- Occupations: Television presenter, journalist, broadcaster, writer
- Website: Official Website

= Tanya Datta =

British radio and television journalist

Tanya Datta is a British radio and television journalist and writer. In 2000, Tanya joined the BBC where she spent seven years on BBC Radio 4's award-winning foreign affairs series, Crossing Continents. She has also reported for Channel Four, BBC2 and the World Service.

==Early life==
Of Indian descent, Datta grew up in London. She graduated from Wadham College, Oxford in 1994 with a degree in English. In 1996, she won the Scott Trust Bursary to study journalism at City, University of London. She went on to be selected as an ITN News Trainee.

==TV career==
Tanya made her TV debut in 2004, where she investigated claims of sexual abuse and murder against one of India's most powerful Godmen, Sai Baba in a programme for BBC2 entitled 'The Secret Swami'.

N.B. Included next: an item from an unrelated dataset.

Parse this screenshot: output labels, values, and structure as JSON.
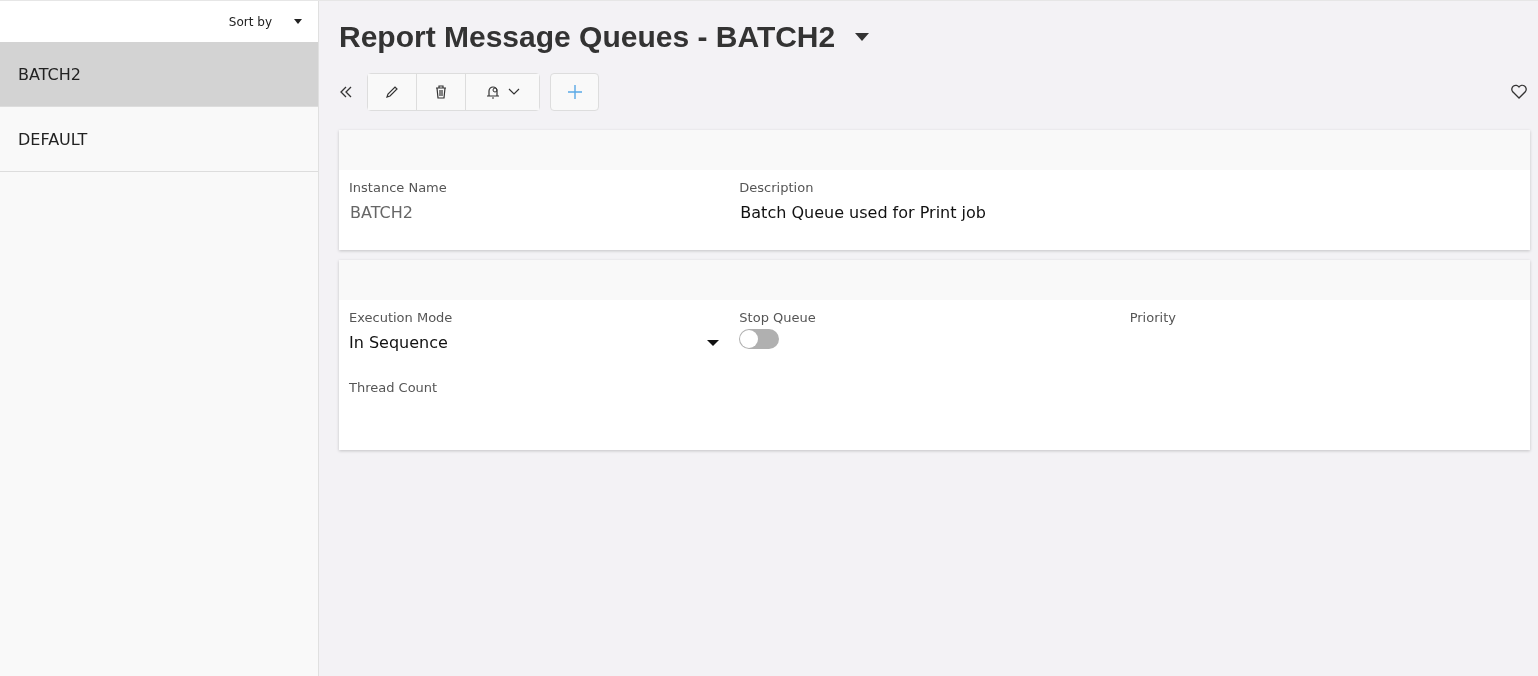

In 2009, she reported in the Explore series on BBC2 uncovering 'Argentina's Dirty War' where she had a detailed look into the lives of families torn apart by the Perón government's sponsored 'disappearances' of suspected communists.

==Radio career==
Tanya worked for seven years on the award winning foreign affairs BBC Radio 4 strand Crossing Continents producing and presenting programmes from around the world. She also produced the documentary The Last Taboo looking into inter-racial relationships between the Asian and African-Caribbean communities which sparked a cross-media debate.

==Writing==
Tanya has been writing a collection of short stories and is currently working on a novel.